Let’s build a complete customer segmentation pipeline. We’ll create synthetic customer data and cluster based on purchasing behavior:

# Generate synthetic customer data
np.random.seed(42)
n_customers = 500

customer_data = pd.DataFrame({
    'annual_income': np.random.normal(50000, 20000, n_customers),
    'spending_score': np.random.randint(1, 100, n_customers),
    'age': np.random.randint(18, 70, n_customers),
    'purchase_frequency': np.random.poisson(10, n_customers),
    'avg_transaction': np.random.gamma(2, 50, n_customers)
})

# Feature engineering
customer_data['income_per_age'] = customer_data['annual_income'] / customer_data['age']
customer_data['total_annual_spend'] = (customer_data['purchase_frequency'] * 
                                       customer_data['avg_transaction'])

# Prepare features
features = ['annual_income', 'spending_score', 'age', 
            'purchase_frequency', 'total_annual_spend']
X = customer_data[features].values

# Scale features
scaler = StandardScaler()
X_scaled = scaler.fit_transform(X)

# Perform hierarchical clustering
Z = linkage(X_scaled, method='ward')

# Determine optimal clusters using dendrogram
plt.figure(figsize=(12, 6))
dendrogram(Z, no_labels=True, color_threshold=15)
plt.axhline(y=15, color='r', linestyle='--')
plt.title('Customer Segmentation Dendrogram')
plt.show()

# Apply clustering
n_clusters = 4
clustering = AgglomerativeClustering(n_clusters=n_clusters, linkage='ward')
customer_data['cluster'] = clustering.fit_predict(X_scaled)

# Analyze clusters
cluster_summary = customer_data.groupby('cluster')[features].mean()
print("\nCluster Characteristics:")
print(cluster_summary.round(2))

# Visualize with PCA
pca = PCA(n_components=2)
X_pca = pca.fit_transform(X_scaled)

plt.figure(figsize=(10, 6))
for cluster in range(n_clusters):
    mask = customer_data['cluster'] == cluster
    plt.scatter(X_pca[mask, 0], X_pca[mask, 1], 
                label=f'Cluster {cluster}', alpha=0.6)
plt.xlabel(f'PC1 ({pca.explained_variance_ratio_[0]:.1%})')
plt.ylabel(f'PC2 ({pca.explained_variance_ratio_[1]:.1%})')
plt.title('Customer Segments')
plt.legend()
plt.show()

Performance Considerations and Best Practices

Hierarchical clustering has O(n²) space complexity and O(n³) time complexity for the naive implementation, making it impractical for datasets beyond 10,000 samples. SciPy uses optimized algorithms that reduce time to O(n²), but memory remains a constraint.

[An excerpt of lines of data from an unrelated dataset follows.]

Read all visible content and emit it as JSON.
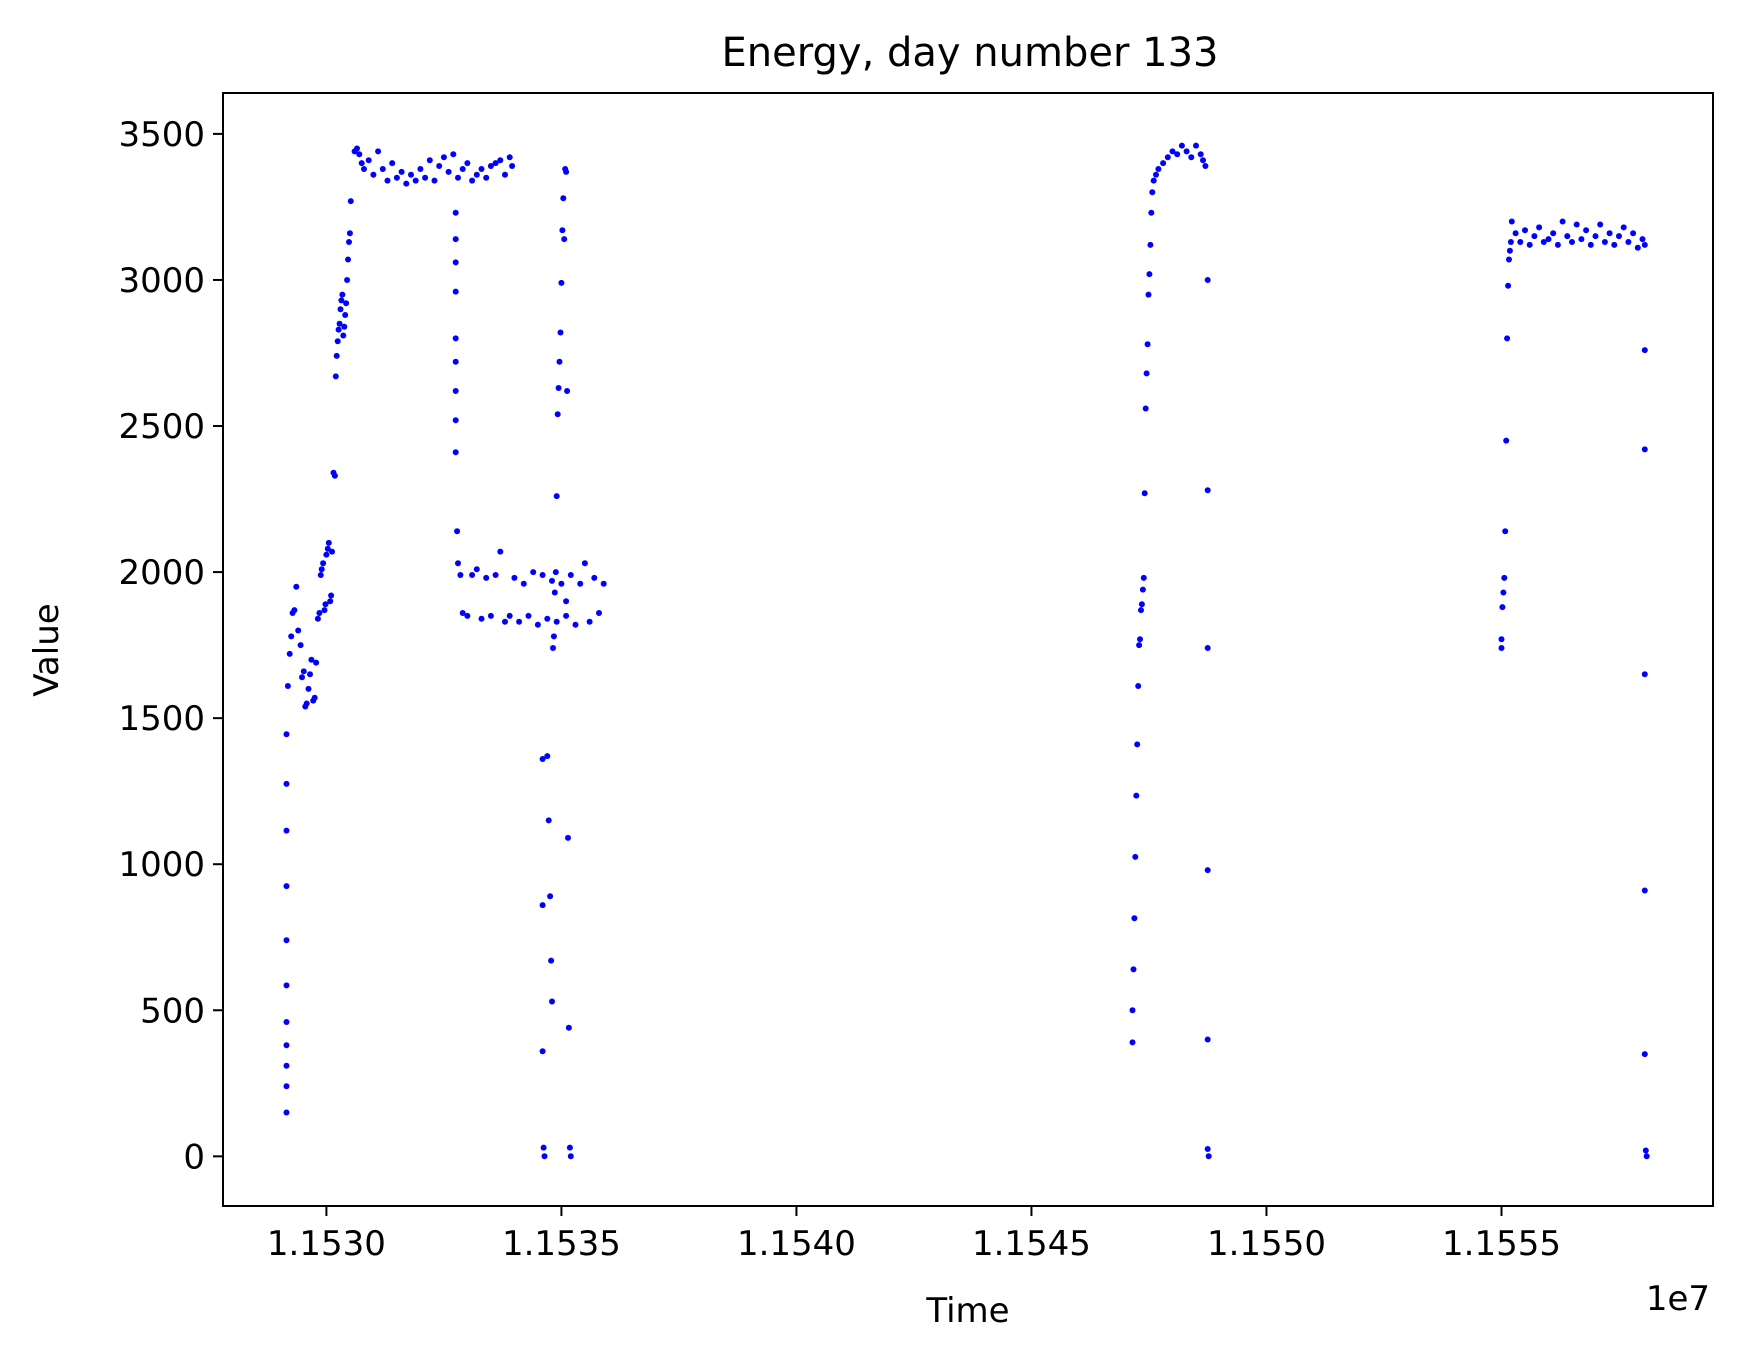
{
  "chart_data": {
    "type": "scatter",
    "title": "Energy, day number 133",
    "xlabel": "Time",
    "ylabel": "Value",
    "x_offset_label": "1e7",
    "xlim": [
      1.15278,
      1.15595
    ],
    "ylim": [
      -170,
      3640
    ],
    "x_ticks": [
      1.153,
      1.1535,
      1.154,
      1.1545,
      1.155,
      1.1555
    ],
    "x_tick_labels": [
      "1.1530",
      "1.1535",
      "1.1540",
      "1.1545",
      "1.1550",
      "1.1555"
    ],
    "y_ticks": [
      0,
      500,
      1000,
      1500,
      2000,
      2500,
      3000,
      3500
    ],
    "y_tick_labels": [
      "0",
      "500",
      "1000",
      "1500",
      "2000",
      "2500",
      "3000",
      "3500"
    ],
    "grid": false,
    "marker_color": "#0000ff",
    "series": [
      {
        "points": [
          [
            1.152915,
            150
          ],
          [
            1.152915,
            240
          ],
          [
            1.152915,
            310
          ],
          [
            1.152915,
            380
          ],
          [
            1.152915,
            460
          ],
          [
            1.152915,
            585
          ],
          [
            1.152915,
            740
          ],
          [
            1.152915,
            925
          ],
          [
            1.152915,
            1115
          ],
          [
            1.152915,
            1275
          ],
          [
            1.152915,
            1445
          ],
          [
            1.152918,
            1610
          ],
          [
            1.152922,
            1720
          ],
          [
            1.152925,
            1780
          ],
          [
            1.152928,
            1860
          ],
          [
            1.152932,
            1870
          ],
          [
            1.152936,
            1950
          ],
          [
            1.15294,
            1800
          ],
          [
            1.152945,
            1750
          ],
          [
            1.152948,
            1640
          ],
          [
            1.152952,
            1660
          ],
          [
            1.152955,
            1540
          ],
          [
            1.152958,
            1550
          ],
          [
            1.152962,
            1600
          ],
          [
            1.152965,
            1650
          ],
          [
            1.152968,
            1700
          ],
          [
            1.152972,
            1560
          ],
          [
            1.152975,
            1570
          ],
          [
            1.152978,
            1690
          ],
          [
            1.152982,
            1840
          ],
          [
            1.152985,
            1860
          ],
          [
            1.152988,
            1990
          ],
          [
            1.15299,
            2010
          ],
          [
            1.152993,
            2030
          ],
          [
            1.152996,
            1870
          ],
          [
            1.152998,
            1890
          ],
          [
            1.153,
            2060
          ],
          [
            1.153003,
            2080
          ],
          [
            1.153005,
            2100
          ],
          [
            1.153008,
            1900
          ],
          [
            1.15301,
            1920
          ],
          [
            1.153012,
            2070
          ],
          [
            1.153015,
            2340
          ],
          [
            1.153018,
            2330
          ],
          [
            1.15302,
            2670
          ],
          [
            1.153022,
            2740
          ],
          [
            1.153024,
            2790
          ],
          [
            1.153026,
            2830
          ],
          [
            1.153028,
            2850
          ],
          [
            1.15303,
            2900
          ],
          [
            1.153032,
            2930
          ],
          [
            1.153034,
            2950
          ],
          [
            1.153036,
            2810
          ],
          [
            1.153038,
            2840
          ],
          [
            1.15304,
            2880
          ],
          [
            1.153042,
            2920
          ],
          [
            1.153044,
            3000
          ],
          [
            1.153046,
            3070
          ],
          [
            1.153048,
            3130
          ],
          [
            1.15305,
            3160
          ],
          [
            1.153052,
            3270
          ],
          [
            1.15306,
            3440
          ],
          [
            1.153065,
            3450
          ],
          [
            1.15307,
            3430
          ],
          [
            1.153075,
            3400
          ],
          [
            1.15308,
            3380
          ],
          [
            1.15309,
            3410
          ],
          [
            1.1531,
            3360
          ],
          [
            1.15311,
            3440
          ],
          [
            1.15312,
            3380
          ],
          [
            1.15313,
            3340
          ],
          [
            1.15314,
            3400
          ],
          [
            1.15315,
            3350
          ],
          [
            1.15316,
            3370
          ],
          [
            1.15317,
            3330
          ],
          [
            1.15318,
            3360
          ],
          [
            1.15319,
            3340
          ],
          [
            1.1532,
            3380
          ],
          [
            1.15321,
            3350
          ],
          [
            1.15322,
            3410
          ],
          [
            1.15323,
            3340
          ],
          [
            1.15324,
            3390
          ],
          [
            1.15325,
            3420
          ],
          [
            1.15326,
            3370
          ],
          [
            1.15327,
            3430
          ],
          [
            1.15328,
            3350
          ],
          [
            1.15329,
            3380
          ],
          [
            1.1533,
            3400
          ],
          [
            1.15331,
            3340
          ],
          [
            1.15332,
            3360
          ],
          [
            1.15333,
            3380
          ],
          [
            1.15334,
            3350
          ],
          [
            1.15335,
            3390
          ],
          [
            1.15336,
            3400
          ],
          [
            1.15337,
            3410
          ],
          [
            1.15338,
            3360
          ],
          [
            1.15339,
            3420
          ],
          [
            1.153395,
            3390
          ],
          [
            1.153275,
            3230
          ],
          [
            1.153275,
            3140
          ],
          [
            1.153275,
            3060
          ],
          [
            1.153275,
            2960
          ],
          [
            1.153275,
            2800
          ],
          [
            1.153275,
            2720
          ],
          [
            1.153275,
            2620
          ],
          [
            1.153275,
            2520
          ],
          [
            1.153275,
            2410
          ],
          [
            1.153278,
            2140
          ],
          [
            1.15328,
            2030
          ],
          [
            1.153285,
            1990
          ],
          [
            1.15329,
            1860
          ],
          [
            1.1533,
            1850
          ],
          [
            1.15331,
            1990
          ],
          [
            1.15332,
            2010
          ],
          [
            1.15333,
            1840
          ],
          [
            1.15334,
            1980
          ],
          [
            1.15335,
            1850
          ],
          [
            1.15336,
            1990
          ],
          [
            1.15337,
            2070
          ],
          [
            1.15338,
            1830
          ],
          [
            1.15339,
            1850
          ],
          [
            1.1534,
            1980
          ],
          [
            1.15341,
            1830
          ],
          [
            1.15342,
            1960
          ],
          [
            1.15343,
            1850
          ],
          [
            1.15344,
            2000
          ],
          [
            1.15345,
            1820
          ],
          [
            1.15346,
            1990
          ],
          [
            1.15347,
            1840
          ],
          [
            1.15348,
            1970
          ],
          [
            1.15349,
            1830
          ],
          [
            1.1535,
            1960
          ],
          [
            1.15351,
            1850
          ],
          [
            1.15352,
            1990
          ],
          [
            1.15353,
            1820
          ],
          [
            1.15354,
            1960
          ],
          [
            1.15355,
            2030
          ],
          [
            1.15356,
            1830
          ],
          [
            1.15357,
            1980
          ],
          [
            1.15358,
            1860
          ],
          [
            1.15359,
            1960
          ],
          [
            1.15346,
            1360
          ],
          [
            1.15346,
            860
          ],
          [
            1.15346,
            360
          ],
          [
            1.153462,
            30
          ],
          [
            1.153464,
            0
          ],
          [
            1.15347,
            1370
          ],
          [
            1.153473,
            1150
          ],
          [
            1.153476,
            890
          ],
          [
            1.153478,
            670
          ],
          [
            1.15348,
            530
          ],
          [
            1.153482,
            1740
          ],
          [
            1.153484,
            1780
          ],
          [
            1.153486,
            1930
          ],
          [
            1.153488,
            2000
          ],
          [
            1.15349,
            2260
          ],
          [
            1.153492,
            2540
          ],
          [
            1.153494,
            2630
          ],
          [
            1.153496,
            2720
          ],
          [
            1.153498,
            2820
          ],
          [
            1.1535,
            2990
          ],
          [
            1.153502,
            3170
          ],
          [
            1.153504,
            3280
          ],
          [
            1.153506,
            3140
          ],
          [
            1.153508,
            3380
          ],
          [
            1.15351,
            3370
          ],
          [
            1.153512,
            2620
          ],
          [
            1.153514,
            1090
          ],
          [
            1.153516,
            440
          ],
          [
            1.153518,
            30
          ],
          [
            1.15352,
            0
          ],
          [
            1.15351,
            1900
          ],
          [
            1.154715,
            390
          ],
          [
            1.154715,
            500
          ],
          [
            1.154717,
            640
          ],
          [
            1.154719,
            815
          ],
          [
            1.154721,
            1025
          ],
          [
            1.154723,
            1235
          ],
          [
            1.154725,
            1410
          ],
          [
            1.154727,
            1610
          ],
          [
            1.154729,
            1750
          ],
          [
            1.154731,
            1770
          ],
          [
            1.154733,
            1870
          ],
          [
            1.154735,
            1890
          ],
          [
            1.154737,
            1940
          ],
          [
            1.154739,
            1980
          ],
          [
            1.154741,
            2270
          ],
          [
            1.154743,
            2560
          ],
          [
            1.154745,
            2680
          ],
          [
            1.154747,
            2780
          ],
          [
            1.154749,
            2950
          ],
          [
            1.154751,
            3020
          ],
          [
            1.154753,
            3120
          ],
          [
            1.154755,
            3230
          ],
          [
            1.154757,
            3300
          ],
          [
            1.15476,
            3340
          ],
          [
            1.154765,
            3360
          ],
          [
            1.15477,
            3380
          ],
          [
            1.15478,
            3400
          ],
          [
            1.15479,
            3420
          ],
          [
            1.1548,
            3440
          ],
          [
            1.15481,
            3430
          ],
          [
            1.15482,
            3460
          ],
          [
            1.15483,
            3440
          ],
          [
            1.15484,
            3420
          ],
          [
            1.15485,
            3460
          ],
          [
            1.15486,
            3430
          ],
          [
            1.154865,
            3410
          ],
          [
            1.15487,
            3390
          ],
          [
            1.154875,
            3000
          ],
          [
            1.154875,
            2280
          ],
          [
            1.154875,
            1740
          ],
          [
            1.154875,
            980
          ],
          [
            1.154875,
            400
          ],
          [
            1.154875,
            25
          ],
          [
            1.154877,
            0
          ],
          [
            1.1555,
            1740
          ],
          [
            1.1555,
            1770
          ],
          [
            1.155502,
            1880
          ],
          [
            1.155504,
            1930
          ],
          [
            1.155506,
            1980
          ],
          [
            1.155508,
            2140
          ],
          [
            1.15551,
            2450
          ],
          [
            1.155512,
            2800
          ],
          [
            1.155514,
            2980
          ],
          [
            1.155516,
            3070
          ],
          [
            1.155518,
            3100
          ],
          [
            1.15552,
            3130
          ],
          [
            1.155522,
            3200
          ],
          [
            1.15553,
            3160
          ],
          [
            1.15554,
            3130
          ],
          [
            1.15555,
            3170
          ],
          [
            1.15556,
            3120
          ],
          [
            1.15557,
            3150
          ],
          [
            1.15558,
            3180
          ],
          [
            1.15559,
            3130
          ],
          [
            1.1556,
            3140
          ],
          [
            1.15561,
            3160
          ],
          [
            1.15562,
            3120
          ],
          [
            1.15563,
            3200
          ],
          [
            1.15564,
            3150
          ],
          [
            1.15565,
            3130
          ],
          [
            1.15566,
            3190
          ],
          [
            1.15567,
            3140
          ],
          [
            1.15568,
            3170
          ],
          [
            1.15569,
            3120
          ],
          [
            1.1557,
            3150
          ],
          [
            1.15571,
            3190
          ],
          [
            1.15572,
            3130
          ],
          [
            1.15573,
            3160
          ],
          [
            1.15574,
            3120
          ],
          [
            1.15575,
            3150
          ],
          [
            1.15576,
            3180
          ],
          [
            1.15577,
            3130
          ],
          [
            1.15578,
            3160
          ],
          [
            1.15579,
            3110
          ],
          [
            1.1558,
            3140
          ],
          [
            1.155805,
            3120
          ],
          [
            1.155805,
            2760
          ],
          [
            1.155805,
            2420
          ],
          [
            1.155805,
            1650
          ],
          [
            1.155805,
            910
          ],
          [
            1.155805,
            350
          ],
          [
            1.155807,
            20
          ],
          [
            1.155809,
            0
          ]
        ]
      }
    ]
  }
}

For large datasets, consider these strategies:

Sample your data: Cluster a representative sample, then assign remaining points
Use mini-batch approaches: Divide data into batches, cluster separately, then merge
Switch algorithms: For >10k samples, consider DBSCAN or HDBSCAN instead

import time

# Benchmark different dataset sizes
sizes = [100, 500, 1000, 2000]
times = []

for size in sizes:
    X_test = np.random.randn(size, 10)
    
    start = time.time()
    Z = linkage(X_test, method='ward')
    elapsed = time.time() - start
    times.append(elapsed)
    
    print(f"Size {size}: {elapsed:.3f} seconds")

# Plot scaling behavior
plt.figure(figsize=(8, 5))
plt.plot(sizes, times, 'ro-')
plt.xlabel('Dataset Size')
plt.ylabel('Time (seconds)')
plt.title('Hierarchical Clustering Scaling')
plt.grid(True)
plt.show()

Best practices summary:

Always standardize your features before clustering
Use Ward’s linkage for general-purpose clustering
Validate results with silhouette scores and domain knowledge
Keep datasets under 5,000 samples for interactive analysis
Save your linkage matrix—it’s expensive to recompute

Hierarchical clustering shines when you need interpretable cluster relationships and don’t know the optimal cluster count upfront. The dendrogram provides intuition about data structure that flat clustering methods simply can’t match.